Who qualifies and how to apply?

To qualify for an internship position within this call, you have to be the recipient of a prize in an international contest or hackathon that took place in 2019 or 2020. The event and prize category has to be clearly indicated in your CV.

You can apply on our on-line platform. To apply, choose 7–Internships and enter reference code 2020-05-intern-excellence on our IMDEA Careers website.

Include the following information contained in a single PDF document: 1) your CV (make sure to highlight the award/prize that qualifies you for the internship), and 2) an overview of your research interests and a concise summary of a project you contributed to (1 page), ranking the three focus areas of this call by desirability.

Deadline: Only applications submitted before July 4th and with the correct reference code will be considered.

Focus area details

A. Software Engineering:

Internship in test automation for Android apps with Prof. Alessandra Gorla.

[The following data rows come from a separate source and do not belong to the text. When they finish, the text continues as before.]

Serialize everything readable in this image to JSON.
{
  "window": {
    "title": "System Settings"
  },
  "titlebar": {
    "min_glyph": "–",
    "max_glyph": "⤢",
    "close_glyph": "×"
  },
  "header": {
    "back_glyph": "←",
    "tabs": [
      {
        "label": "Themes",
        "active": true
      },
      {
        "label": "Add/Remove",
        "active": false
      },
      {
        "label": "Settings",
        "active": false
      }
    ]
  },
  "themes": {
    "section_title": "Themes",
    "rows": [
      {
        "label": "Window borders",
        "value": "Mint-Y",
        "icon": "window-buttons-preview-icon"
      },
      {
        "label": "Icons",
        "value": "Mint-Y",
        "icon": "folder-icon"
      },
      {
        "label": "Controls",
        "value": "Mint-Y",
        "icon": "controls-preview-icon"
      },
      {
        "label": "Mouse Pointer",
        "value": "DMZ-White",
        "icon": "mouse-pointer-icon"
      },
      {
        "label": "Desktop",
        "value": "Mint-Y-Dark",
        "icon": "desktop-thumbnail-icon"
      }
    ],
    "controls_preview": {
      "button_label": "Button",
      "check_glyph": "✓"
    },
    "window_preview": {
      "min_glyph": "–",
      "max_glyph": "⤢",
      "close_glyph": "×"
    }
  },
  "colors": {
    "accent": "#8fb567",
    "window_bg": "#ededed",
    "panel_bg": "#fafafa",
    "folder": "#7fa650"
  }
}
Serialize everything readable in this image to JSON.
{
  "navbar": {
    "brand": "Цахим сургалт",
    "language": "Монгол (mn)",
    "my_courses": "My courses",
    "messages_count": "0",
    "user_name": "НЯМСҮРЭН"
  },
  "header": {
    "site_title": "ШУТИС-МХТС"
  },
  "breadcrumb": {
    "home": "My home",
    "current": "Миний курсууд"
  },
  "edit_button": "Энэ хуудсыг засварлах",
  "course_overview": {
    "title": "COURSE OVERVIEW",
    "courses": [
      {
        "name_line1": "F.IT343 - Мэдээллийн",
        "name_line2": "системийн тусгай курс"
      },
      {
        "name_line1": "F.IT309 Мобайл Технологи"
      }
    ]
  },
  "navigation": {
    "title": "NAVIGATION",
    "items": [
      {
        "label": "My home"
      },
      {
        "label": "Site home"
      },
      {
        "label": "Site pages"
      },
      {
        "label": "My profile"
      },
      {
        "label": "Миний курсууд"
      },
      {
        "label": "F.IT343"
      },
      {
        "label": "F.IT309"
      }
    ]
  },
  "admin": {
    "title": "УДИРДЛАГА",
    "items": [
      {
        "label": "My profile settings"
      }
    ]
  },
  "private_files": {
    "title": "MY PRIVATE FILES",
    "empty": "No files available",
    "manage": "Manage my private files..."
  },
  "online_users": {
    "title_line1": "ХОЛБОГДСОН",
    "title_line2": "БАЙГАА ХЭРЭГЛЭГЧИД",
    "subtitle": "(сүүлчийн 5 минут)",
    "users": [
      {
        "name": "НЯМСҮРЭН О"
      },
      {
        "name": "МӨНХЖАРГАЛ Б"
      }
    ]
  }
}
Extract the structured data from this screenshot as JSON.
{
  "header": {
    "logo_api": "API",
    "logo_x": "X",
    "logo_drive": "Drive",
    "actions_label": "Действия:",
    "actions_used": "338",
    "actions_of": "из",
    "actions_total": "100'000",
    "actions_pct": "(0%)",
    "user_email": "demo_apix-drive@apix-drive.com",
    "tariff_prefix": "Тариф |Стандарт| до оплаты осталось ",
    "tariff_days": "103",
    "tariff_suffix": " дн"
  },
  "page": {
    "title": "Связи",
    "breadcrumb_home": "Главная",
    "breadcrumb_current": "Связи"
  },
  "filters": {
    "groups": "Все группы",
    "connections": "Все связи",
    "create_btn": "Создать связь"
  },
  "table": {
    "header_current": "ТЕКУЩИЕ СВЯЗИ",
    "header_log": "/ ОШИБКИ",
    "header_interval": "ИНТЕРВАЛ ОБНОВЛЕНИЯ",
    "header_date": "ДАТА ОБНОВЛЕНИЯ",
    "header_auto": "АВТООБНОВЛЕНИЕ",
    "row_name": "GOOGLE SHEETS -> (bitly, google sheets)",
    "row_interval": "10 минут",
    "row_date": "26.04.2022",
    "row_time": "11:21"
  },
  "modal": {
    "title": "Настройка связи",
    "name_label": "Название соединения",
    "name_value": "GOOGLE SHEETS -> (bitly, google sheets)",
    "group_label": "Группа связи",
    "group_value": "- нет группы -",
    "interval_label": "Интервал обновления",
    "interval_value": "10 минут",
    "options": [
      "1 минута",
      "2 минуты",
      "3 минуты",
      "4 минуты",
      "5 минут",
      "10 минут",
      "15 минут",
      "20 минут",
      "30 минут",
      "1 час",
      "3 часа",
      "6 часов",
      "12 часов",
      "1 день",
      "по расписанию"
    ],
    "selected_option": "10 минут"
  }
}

The goal of the internship is to automate testing for mobile applications, specifically on Android systems. We will work on studying the problem of “test flakiness”, i.e. test results that may pass or fail without any change in the codebase, which makes test results unreliable. We will build a technique that can replace environmental dependencies in test cases with mock objects, with the goal of reducing test flakiness due to changes in the environment. 

Ideal candidates for this position should have interest in software quality, and test automation specifically. Experience in Android and in mobile testing frameworks such as Monkey and Appium is desirable, but not mandatory.

B. System Security:

Internship in microarchitectural security with Prof. Marco Guarnieri.

The topic of the research is exploring the security implications of CPU microarchitectural side-effects and  developing tools and techniques for detecting and preventing CPU microarchitectural attacks, such as the recent Spectre and Meltdown attacks. 

Ideal candidates should have interest in the aforementioned research topic. Experience in the following areas is a plus: Program analysis and verification, Formal methods, Security, Logics, Computer architectures.

The internship is part of a larger project on “Information Flow Tracking across the Hardware-Software Boundary” funded by Intel Corporation. For this reason, your work could be part of an academic publication or form the basis of your Bachelor’s/Master’s thesis.

C. Hardware Acceleration:

Intern in FPGA-based Data Perturbation for Enforcing Privacy with Prof. Zsolt István.

This internship is targeted at students with already some experience with VHDL/Verilog programming and your task will be to implement a data perturbation operator on an FPGA. Data perturbation is a privacy preservation technique that alters the values of elements in a database in order to disguise the sensitive information while preserving the particular data properties that are critical for building meaningful data analytics models. This technique can often be reduced to simple operations applied to rows, columns or individual records of data, which makes it suitable for the implementation with hardware devices. The main challenge is to select a transformation that balances the privacy protection of the new data with the remaining utility, which are normally considered as a pair of conflicting factors.

The operator that you will implement will be part of a larger project being carried out at the institute on Key-Value Stores with built-in privacy-preserving operations. For this reason, your work could be part of an academic publication or form the basis of Bachelor’s/Master’s thesis.

D. (Static) analysis and verification:

Internship with the possibility of later advancement to graduate (Masters or PhD) studies, with Prof. Manuel Hermenegildo and Prof. Pedro López.

Inferring and checking program behavior before execution, including (non-functional) properties such as energy, memory, time, etc. with application to blockchain. Supporting higher order and parallel/concurrent programs. Combining static and dynamic assertion checking. Use analysis information for optimization and program transformation. (https://cliplab.org).

E. Programming language design:

Internship with the possibility of later advancement to graduate (Masters or PhD) studies,  with Prof. José Francisco Morales and Prof. Manuel Carro.

New directions for static/dynamic languages, and novel approaches for multiparadigm programming, combining procedural, functional, constraint and logic programming, distributed/concurrent execution, etc. Compilers and VMs (native code generation, JIT compilers, optimizing compilation, abstract/virtual machines. (https://cliplab.org).

F. Smart Contracts:

Internship with the possibility of later advancement to graduate (Masters or PhD) studies, with Prof. César Sánchez.

This internship will be about designing and using a novel infrastructure for programming and reasoning about smart contracts. We will study the design and implementation of a unified programming approach for smart contracts that involves (1) developing smart contracts, (2) for specifying properties of contracts and their relation with global properties of the block chain, and (3) for proving these properties (4) reasoning about multiple invocations and  multi-agents executing contracts (and their relative powers). The research involves programming language design, logic-based verification and game theory.